Hospedo hoje, neste espaço, carta que recebi do Rio de Janeiro, da lavra do historiador e escritor Paulo de Albuquerque Maranhão, membro do nosso IHGRN e descendente de Augusto Severo e Alberto Maranhão.

“Caro amigo Valério:

Agradeço o atencioso encaminhamento dos artigos sobre Guarapes, de Vicente Serejo e Valério de Andrade.

“(…) Guarapes era o centro comercial de repercussão, de conhecimento, de fama e poder. De 1869 e 1870, mais de vinte navios vem, em viagem direta, da Europa a Guarapes, carrega (…)”. “Tudo era rumor, vida, agitação (…) atividade”. (Luiz da Câmara Cascudo, “Acta Diurna” – “Casa de Guarapes”).

Hoje, a situação é de abandono.

À “mercê da ação do tempo, de vândalos e posseiros (…)”, repousam as ruínas da Casa de Guarapes. “O casarão, (…) hoje (…) apenas com as estruturas das paredes”, “está quase encoberto pela mata, com os cômodos” servindo de abrigo “para animais terrestres e de poleiro para aves silvestres. Teias de aranha por todos os lados dão um ar tenebroso ao ambiente”. (Luciano Oseas).

O escritor Vicente Serejo diz que “matéria da Folha de Macaíba, assinada por Luciano Oseas, mostra o quanto somos desatenciosos com o nosso patrimônio histórico. Tem sido uma prática perversa e injusta”.
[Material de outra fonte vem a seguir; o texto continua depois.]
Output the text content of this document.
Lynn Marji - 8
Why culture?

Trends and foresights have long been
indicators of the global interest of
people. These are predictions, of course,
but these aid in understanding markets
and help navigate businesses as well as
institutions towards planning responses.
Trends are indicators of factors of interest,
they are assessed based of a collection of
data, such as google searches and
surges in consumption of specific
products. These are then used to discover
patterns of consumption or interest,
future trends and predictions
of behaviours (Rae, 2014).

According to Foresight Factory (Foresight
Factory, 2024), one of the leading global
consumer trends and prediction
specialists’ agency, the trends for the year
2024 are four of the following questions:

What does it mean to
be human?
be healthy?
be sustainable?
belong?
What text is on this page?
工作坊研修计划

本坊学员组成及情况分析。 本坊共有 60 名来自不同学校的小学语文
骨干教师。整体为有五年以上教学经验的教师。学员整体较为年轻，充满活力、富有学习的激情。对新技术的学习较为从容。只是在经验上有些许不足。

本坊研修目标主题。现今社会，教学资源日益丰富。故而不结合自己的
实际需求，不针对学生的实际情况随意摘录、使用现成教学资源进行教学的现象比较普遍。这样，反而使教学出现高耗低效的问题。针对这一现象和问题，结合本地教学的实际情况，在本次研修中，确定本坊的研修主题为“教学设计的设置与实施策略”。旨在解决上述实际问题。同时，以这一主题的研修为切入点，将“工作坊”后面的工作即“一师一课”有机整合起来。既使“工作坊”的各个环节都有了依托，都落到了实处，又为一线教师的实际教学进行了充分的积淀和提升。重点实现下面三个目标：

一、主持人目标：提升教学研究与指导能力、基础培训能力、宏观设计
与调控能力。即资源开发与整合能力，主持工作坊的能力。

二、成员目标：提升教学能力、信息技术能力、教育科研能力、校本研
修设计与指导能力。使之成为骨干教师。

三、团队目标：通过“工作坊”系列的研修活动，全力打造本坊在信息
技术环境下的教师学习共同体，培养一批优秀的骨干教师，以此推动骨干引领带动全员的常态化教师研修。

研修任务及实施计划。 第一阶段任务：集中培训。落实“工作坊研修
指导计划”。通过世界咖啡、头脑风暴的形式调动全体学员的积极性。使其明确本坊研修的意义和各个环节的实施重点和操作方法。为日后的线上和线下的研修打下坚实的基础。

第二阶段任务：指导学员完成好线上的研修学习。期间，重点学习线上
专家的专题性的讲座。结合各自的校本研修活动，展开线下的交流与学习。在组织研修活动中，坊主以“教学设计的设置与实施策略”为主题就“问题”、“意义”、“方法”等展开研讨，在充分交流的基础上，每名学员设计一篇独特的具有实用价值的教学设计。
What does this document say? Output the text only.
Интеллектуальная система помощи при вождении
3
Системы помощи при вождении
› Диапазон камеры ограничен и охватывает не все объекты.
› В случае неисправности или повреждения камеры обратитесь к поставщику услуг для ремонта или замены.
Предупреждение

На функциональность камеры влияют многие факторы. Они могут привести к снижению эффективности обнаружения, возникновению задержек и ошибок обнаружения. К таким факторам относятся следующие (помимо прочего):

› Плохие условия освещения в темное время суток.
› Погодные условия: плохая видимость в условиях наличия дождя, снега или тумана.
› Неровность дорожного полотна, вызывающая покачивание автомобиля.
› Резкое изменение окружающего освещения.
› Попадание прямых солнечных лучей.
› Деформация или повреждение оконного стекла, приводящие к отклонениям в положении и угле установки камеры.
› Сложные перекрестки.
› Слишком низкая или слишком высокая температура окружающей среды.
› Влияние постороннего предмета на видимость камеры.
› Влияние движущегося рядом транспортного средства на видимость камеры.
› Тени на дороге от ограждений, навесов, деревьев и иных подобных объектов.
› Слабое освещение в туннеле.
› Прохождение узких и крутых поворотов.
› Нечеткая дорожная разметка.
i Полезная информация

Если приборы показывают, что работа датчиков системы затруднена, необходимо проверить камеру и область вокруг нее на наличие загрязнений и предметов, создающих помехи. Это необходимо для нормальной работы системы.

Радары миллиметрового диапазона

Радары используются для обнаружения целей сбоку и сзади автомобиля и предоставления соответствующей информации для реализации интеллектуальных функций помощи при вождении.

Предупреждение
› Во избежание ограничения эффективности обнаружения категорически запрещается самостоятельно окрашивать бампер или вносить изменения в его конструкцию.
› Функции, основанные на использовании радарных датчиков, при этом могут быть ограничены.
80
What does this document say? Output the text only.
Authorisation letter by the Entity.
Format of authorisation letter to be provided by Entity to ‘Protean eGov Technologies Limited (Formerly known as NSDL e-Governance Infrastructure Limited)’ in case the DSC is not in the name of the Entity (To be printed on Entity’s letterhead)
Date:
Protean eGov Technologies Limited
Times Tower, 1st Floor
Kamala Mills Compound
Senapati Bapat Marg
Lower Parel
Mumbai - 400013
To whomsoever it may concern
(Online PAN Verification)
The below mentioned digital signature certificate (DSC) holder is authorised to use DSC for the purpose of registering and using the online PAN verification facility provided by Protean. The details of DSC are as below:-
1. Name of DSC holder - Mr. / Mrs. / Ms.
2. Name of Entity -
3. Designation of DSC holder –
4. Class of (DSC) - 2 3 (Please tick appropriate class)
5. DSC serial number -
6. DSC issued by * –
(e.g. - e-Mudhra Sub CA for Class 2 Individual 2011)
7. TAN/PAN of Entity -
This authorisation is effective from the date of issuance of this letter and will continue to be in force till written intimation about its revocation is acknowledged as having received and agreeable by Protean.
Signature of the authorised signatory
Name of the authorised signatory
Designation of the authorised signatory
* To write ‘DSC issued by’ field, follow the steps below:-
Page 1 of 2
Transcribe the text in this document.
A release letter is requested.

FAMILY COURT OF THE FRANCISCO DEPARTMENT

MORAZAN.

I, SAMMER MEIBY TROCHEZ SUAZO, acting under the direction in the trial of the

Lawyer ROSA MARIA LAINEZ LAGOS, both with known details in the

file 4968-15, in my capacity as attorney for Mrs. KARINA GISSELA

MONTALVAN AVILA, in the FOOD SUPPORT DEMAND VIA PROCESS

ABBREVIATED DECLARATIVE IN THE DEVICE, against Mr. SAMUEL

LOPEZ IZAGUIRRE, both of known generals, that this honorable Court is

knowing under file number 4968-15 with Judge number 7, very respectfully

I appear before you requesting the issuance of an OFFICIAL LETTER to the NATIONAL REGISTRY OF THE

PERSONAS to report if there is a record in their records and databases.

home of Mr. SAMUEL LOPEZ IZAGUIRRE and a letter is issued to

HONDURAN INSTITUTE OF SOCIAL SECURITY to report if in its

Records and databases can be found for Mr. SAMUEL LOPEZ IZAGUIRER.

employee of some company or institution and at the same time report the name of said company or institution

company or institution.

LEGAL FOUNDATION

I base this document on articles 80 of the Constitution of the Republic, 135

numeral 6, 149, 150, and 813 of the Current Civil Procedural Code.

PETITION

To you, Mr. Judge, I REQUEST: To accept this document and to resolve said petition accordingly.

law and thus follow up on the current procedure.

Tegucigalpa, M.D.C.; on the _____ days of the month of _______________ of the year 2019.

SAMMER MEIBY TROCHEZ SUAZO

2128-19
Em 1945 – há 62 anos, portanto – já lamentava Luís da Câmara Cascudo: “Tenho feito o impossível para que as ruínas históricas do Rio Grande do Norte não pereçam. Relatórios, moções, artigos, fotografias, resumo, notas, tudo, profusamente, tenho feito e enviado aos entendidos particulares e aos desatendidos oficiais (…)”.

Está-se diante de uma dificuldade que não é nova. O descaso é antigo.

De qualquer forma, houve, por sua iniciativa, um grande avanço, com o tombamento em 1990. E sua atuação tem ressoado na imprensa. Como o prédio está muito deteriorado, e uma maior demora para a restauração poderá inviabilizá-la, sua luta para que ela se faça de imediato pode impedir seu desaparecimento.

A ocorrência do novo governo no Rio Grande do Norte é uma oportunidade particularmente significativa para a restauração, inclusive para que, na comemoração desse século e meio, se possa ver como era o casarão na “época rutilante que o tempo levou… “.

Vários argumentos, portanto, militam a favor da causa:

1) Guarapes deve ser restaurada por sua importância para Macaíba e o Rio Grande do Norte. Essa importância como que foi oficialmente reconhecida pelo ato de tombamento.

2) A restauração deve ser logo. A demora pode torná-la inviável.

3) A restauração para a comemoração do sesquicentenário permitirá, nessa importante data, ver, ao menos aproximadamente, como era o casarão na época de seu apogeu.

Bom seria, com a ajuda dos órgãos culturais do Estado e de Macaíba, obter a adesão da Assembleia Legislativa para uma atuação unida junto ao Poder Executivo do Rio Grande do Norte.

Reitero, na oportunidade, meu apoio, e meus cumprimentos por sua atuação, firmando-me.”